If a message contains an image attachment, yahoo.py will try to download it. This will result in a 500 Internal Server Error.

...
requests.exceptions.HTTPError: 500 Server Error: Internal Server Error for url: https://xa.yimg.com/kq/groups/NgEGp_Hue9axOiNJrw--/or/skiVJcbofNa3MYMOEEQ-/name/DSC07465.JPG

Opening the image URL in a browser shows this error message:

We are sorry, you can not display images hosted by Yahoo! Groups on non Yahoo! Groups pages

I'm not able to reproduce the 500 error for this URL. I get the 404 error in the browser, but it goes away if I manually add a Yahoo Groups referer header.

I'd welcome further reports on errors when downloading images, especially if they're reliably triggered.

philpem commented 5 years ago

@IgnoredAmbience My fork actually fixes this. The issue is server-side. Yahoo seems to return 500 errors for some files - but if you make the request then retry after a short while, it'll usually work.

logological commented 5 years ago

@IgnoredAmbience My fork actually fixes this. The issue is server-side. Yahoo seems to return 500 errors for some files - but if you make the request then retry after a short while, it'll usually work.

I'm also running up against this problem and can confirm that retrying later often helps. Perhaps you could contribute your fix here?

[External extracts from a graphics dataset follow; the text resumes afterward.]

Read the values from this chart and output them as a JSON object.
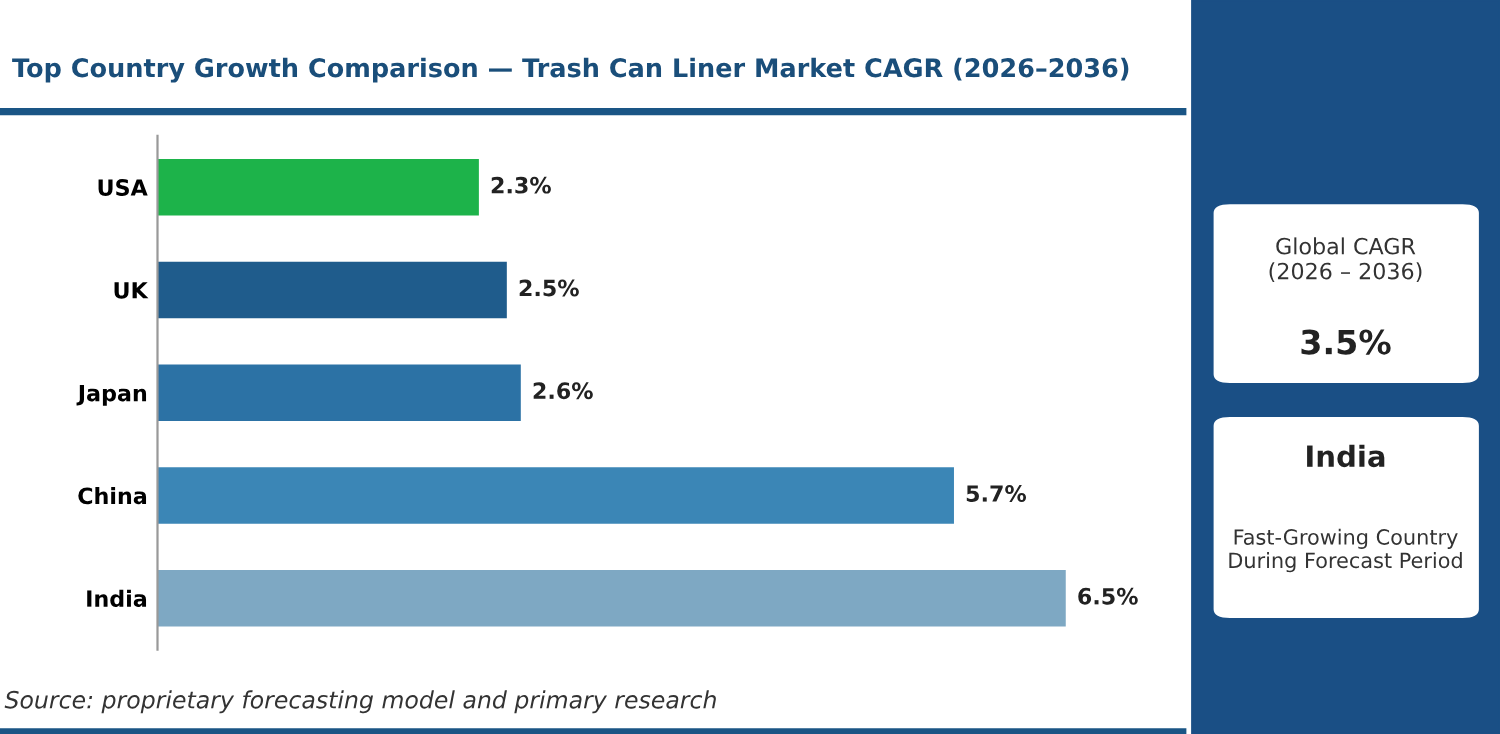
{
  "chart_data": {
    "type": "bar",
    "orientation": "horizontal",
    "title": "Top Country Growth Comparison — Trash Can Liner Market CAGR (2026–2036)",
    "categories": [
      "USA",
      "UK",
      "Japan",
      "China",
      "India"
    ],
    "values": [
      2.3,
      2.5,
      2.6,
      5.7,
      6.5
    ],
    "colors": [
      "#1db34a",
      "#1f5c8c",
      "#2c72a5",
      "#3b86b6",
      "#7ea8c3"
    ],
    "value_labels": [
      "2.3%",
      "2.5%",
      "2.6%",
      "5.7%",
      "6.5%"
    ],
    "grid": false,
    "legend": false,
    "annotations": [
      "Source: proprietary forecasting model and primary research",
      "Global CAGR\n(2026 – 2036)",
      "3.5%",
      "India",
      "Fast-Growing Country\nDuring Forecast Period"
    ]
  }
}
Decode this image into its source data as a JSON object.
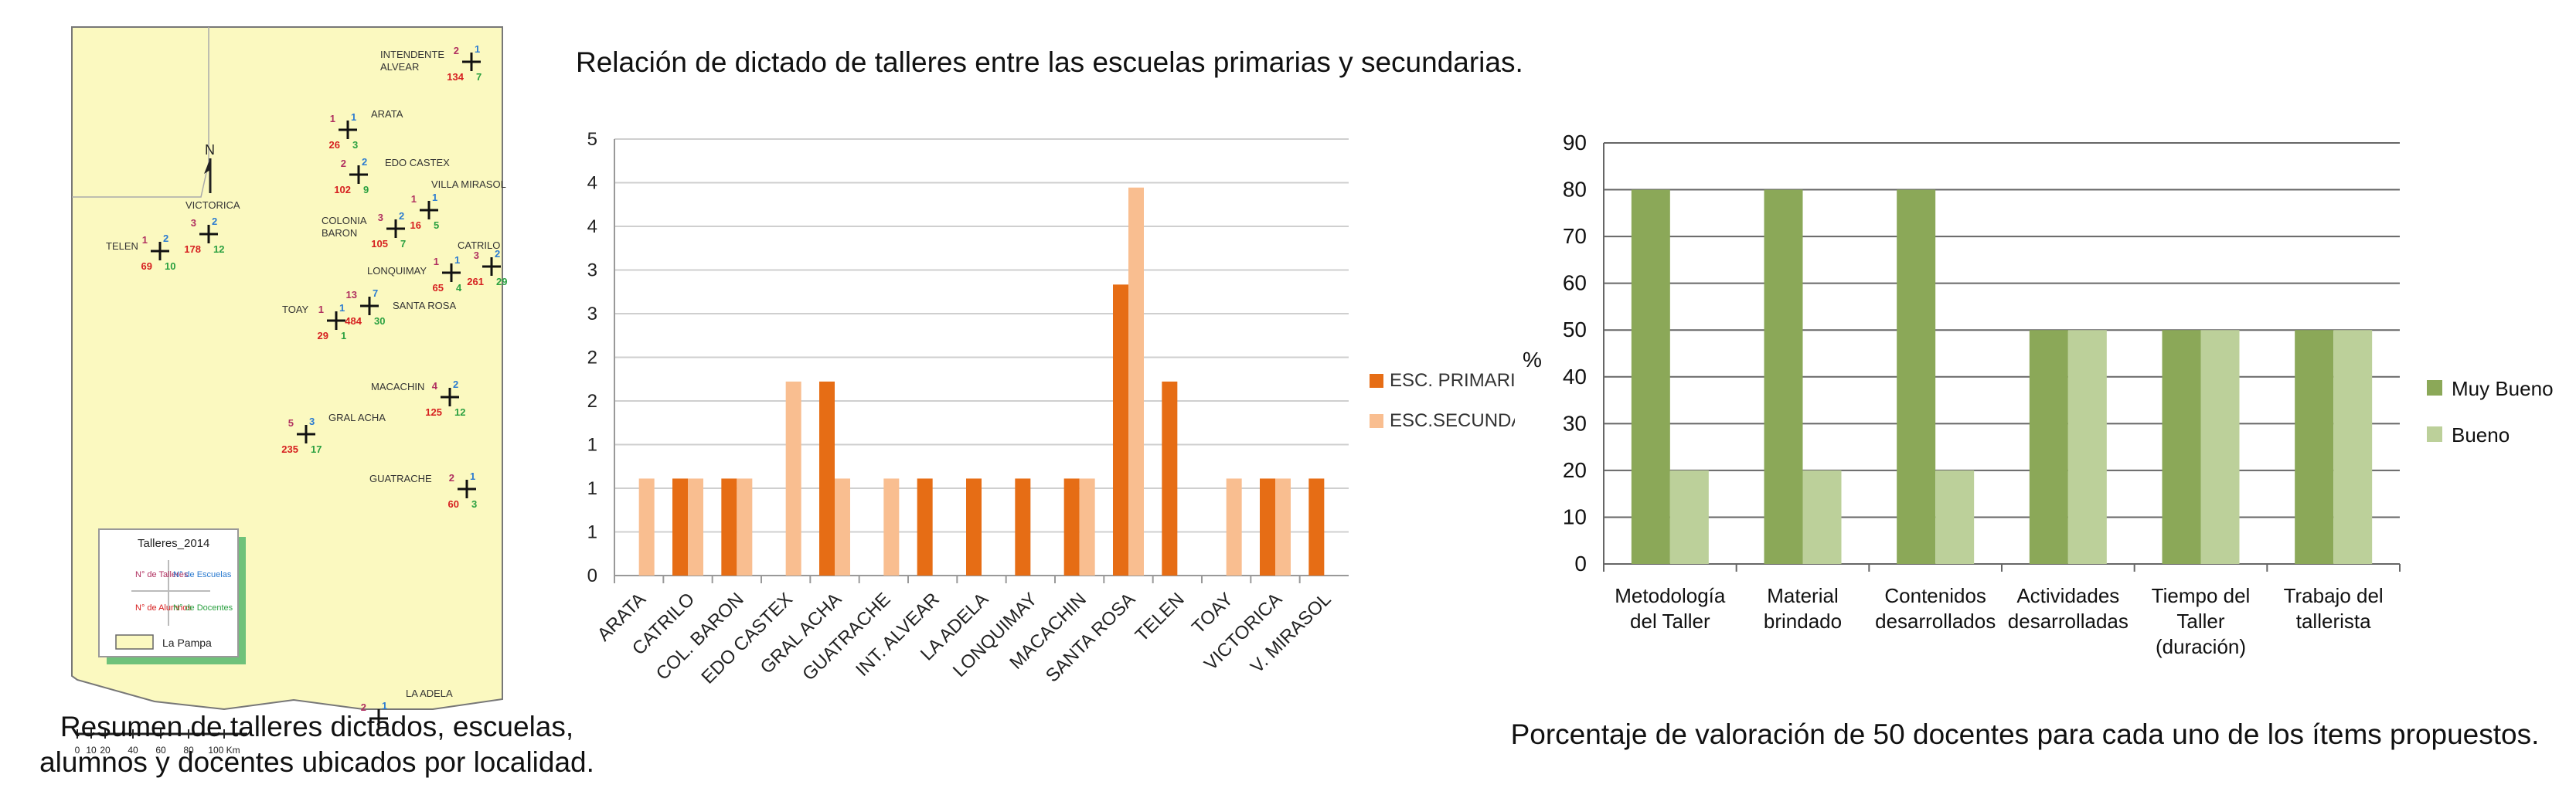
{
  "map": {
    "localities": [
      {
        "name": [
          "INTENDENTE",
          "ALVEAR"
        ],
        "talleres": "2",
        "escuelas": "1",
        "alumnos": "134",
        "docentes": "7"
      },
      {
        "name": [
          "ARATA"
        ],
        "talleres": "1",
        "escuelas": "1",
        "alumnos": "26",
        "docentes": "3"
      },
      {
        "name": [
          "EDO CASTEX"
        ],
        "talleres": "2",
        "escuelas": "2",
        "alumnos": "102",
        "docentes": "9"
      },
      {
        "name": [
          "VILLA MIRASOL"
        ],
        "talleres": "1",
        "escuelas": "1",
        "alumnos": "16",
        "docentes": "5"
      },
      {
        "name": [
          "VICTORICA"
        ],
        "talleres": "3",
        "escuelas": "2",
        "alumnos": "178",
        "docentes": "12"
      },
      {
        "name": [
          "COLONIA",
          "BARON"
        ],
        "talleres": "3",
        "escuelas": "2",
        "alumnos": "105",
        "docentes": "7"
      },
      {
        "name": [
          "TELEN"
        ],
        "talleres": "1",
        "escuelas": "2",
        "alumnos": "69",
        "docentes": "10"
      },
      {
        "name": [
          "CATRILO"
        ],
        "talleres": "3",
        "escuelas": "2",
        "alumnos": "261",
        "docentes": "29"
      },
      {
        "name": [
          "LONQUIMAY"
        ],
        "talleres": "1",
        "escuelas": "1",
        "alumnos": "65",
        "docentes": "4"
      },
      {
        "name": [
          "TOAY"
        ],
        "talleres": "1",
        "escuelas": "1",
        "alumnos": "29",
        "docentes": "1"
      },
      {
        "name": [
          "SANTA ROSA"
        ],
        "talleres": "13",
        "escuelas": "7",
        "alumnos": "484",
        "docentes": "30"
      },
      {
        "name": [
          "MACACHIN"
        ],
        "talleres": "4",
        "escuelas": "2",
        "alumnos": "125",
        "docentes": "12"
      },
      {
        "name": [
          "GRAL ACHA"
        ],
        "talleres": "5",
        "escuelas": "3",
        "alumnos": "235",
        "docentes": "17"
      },
      {
        "name": [
          "GUATRACHE"
        ],
        "talleres": "2",
        "escuelas": "1",
        "alumnos": "60",
        "docentes": "3"
      },
      {
        "name": [
          "LA ADELA"
        ],
        "talleres": "2",
        "escuelas": "1",
        "alumnos": "",
        "docentes": ""
      }
    ],
    "north_label": "N",
    "legend": {
      "title": "Talleres_2014",
      "cells": [
        "N° de Talleres",
        "N° de Escuelas",
        "N° de Alumnos",
        "N° de Docentes"
      ],
      "swatch_label": "La Pampa"
    },
    "scale": {
      "ticks": [
        "0",
        "10",
        "20",
        "40",
        "60",
        "80",
        "100 Km"
      ]
    },
    "caption": [
      "Resumen de talleres dictados, escuelas,",
      "alumnos y docentes ubicados por localidad."
    ]
  },
  "chart1": {
    "title": "Relación de dictado de talleres entre las escuelas primarias y secundarias.",
    "legend": [
      "ESC. PRIMARIAS",
      "ESC.SECUNDARIAS"
    ],
    "y_tick_labels": [
      "0",
      "1",
      "1",
      "1",
      "2",
      "2",
      "3",
      "3",
      "4",
      "4",
      "5"
    ]
  },
  "chart2": {
    "caption": "Porcentaje de valoración de 50 docentes para cada uno de los ítems propuestos.",
    "ylabel": "%",
    "legend": [
      "Muy Bueno",
      "Bueno"
    ],
    "category_lines": [
      [
        "Metodología",
        "del Taller"
      ],
      [
        "Material",
        "brindado"
      ],
      [
        "Contenidos",
        "desarrollados"
      ],
      [
        "Actividades",
        "desarrolladas"
      ],
      [
        "Tiempo del",
        "Taller",
        "(duración)"
      ],
      [
        "Trabajo del",
        "tallerista"
      ]
    ]
  },
  "colors": {
    "primarias": "#e66d15",
    "secundarias": "#f9be90",
    "muy_bueno": "#8ba858",
    "bueno": "#bcd09a",
    "map_fill": "#fbf9c0",
    "legend_green": "#6fc27a"
  },
  "chart_data": [
    {
      "type": "bar",
      "title": "Relación de dictado de talleres entre las escuelas primarias y secundarias.",
      "categories": [
        "ARATA",
        "CATRILO",
        "COL. BARON",
        "EDO CASTEX",
        "GRAL ACHA",
        "GUATRACHE",
        "INT. ALVEAR",
        "LA ADELA",
        "LONQUIMAY",
        "MACACHIN",
        "SANTA ROSA",
        "TELEN",
        "TOAY",
        "VICTORICA",
        "V. MIRASOL"
      ],
      "series": [
        {
          "name": "ESC. PRIMARIAS",
          "values": [
            0,
            1,
            1,
            0,
            2,
            0,
            1,
            1,
            1,
            1,
            3,
            2,
            0,
            1,
            1
          ]
        },
        {
          "name": "ESC.SECUNDARIAS",
          "values": [
            1,
            1,
            1,
            2,
            1,
            1,
            0,
            0,
            0,
            1,
            4,
            0,
            1,
            1,
            0
          ]
        }
      ],
      "ylim": [
        0,
        4.5
      ],
      "grid": true,
      "legend_position": "right"
    },
    {
      "type": "bar",
      "title": "",
      "ylabel": "%",
      "categories": [
        "Metodología del Taller",
        "Material brindado",
        "Contenidos desarrollados",
        "Actividades desarrolladas",
        "Tiempo del Taller (duración)",
        "Trabajo del tallerista"
      ],
      "series": [
        {
          "name": "Muy Bueno",
          "values": [
            80,
            80,
            80,
            50,
            50,
            50
          ]
        },
        {
          "name": "Bueno",
          "values": [
            20,
            20,
            20,
            50,
            50,
            50
          ]
        }
      ],
      "ylim": [
        0,
        90
      ],
      "yticks": [
        0,
        10,
        20,
        30,
        40,
        50,
        60,
        70,
        80,
        90
      ],
      "grid": true,
      "legend_position": "right"
    }
  ]
}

samuelcole commented 5 years ago

additionally, whenever i get a 500, the script seems to infinitely loop retrying the image, i would prefer to skip it and move on

2019-10-27 19:24:10.747 EDT ERROR process_single_attachment ERROR downloading 'https://xa.yimg.com/kq/groups/adopXwvteNB1Qsz.aw--/or/qMLAVD3tctUT1.GDCIQj/name/mb86.jpg' variant or: 500 Server Error: Internal Server Error for url: https://xa.yimg.com/kq/groups/adopXwvteNB1Qsz.aw--/or/qMLAVD3tctUT1.GDCIQj/name/mb86.jpg
samuelcole commented 5 years ago

i think the problem is this line: https://github.com/IgnoredAmbience/yahoo-group-archiver/blob/55bbae30749bf71f514a3f034cab563aa2b4016b/yahoo.py#L178

it doesn't seem limited by TRIES

IgnoredAmbience commented 4 years ago

Believe this fixed in current master.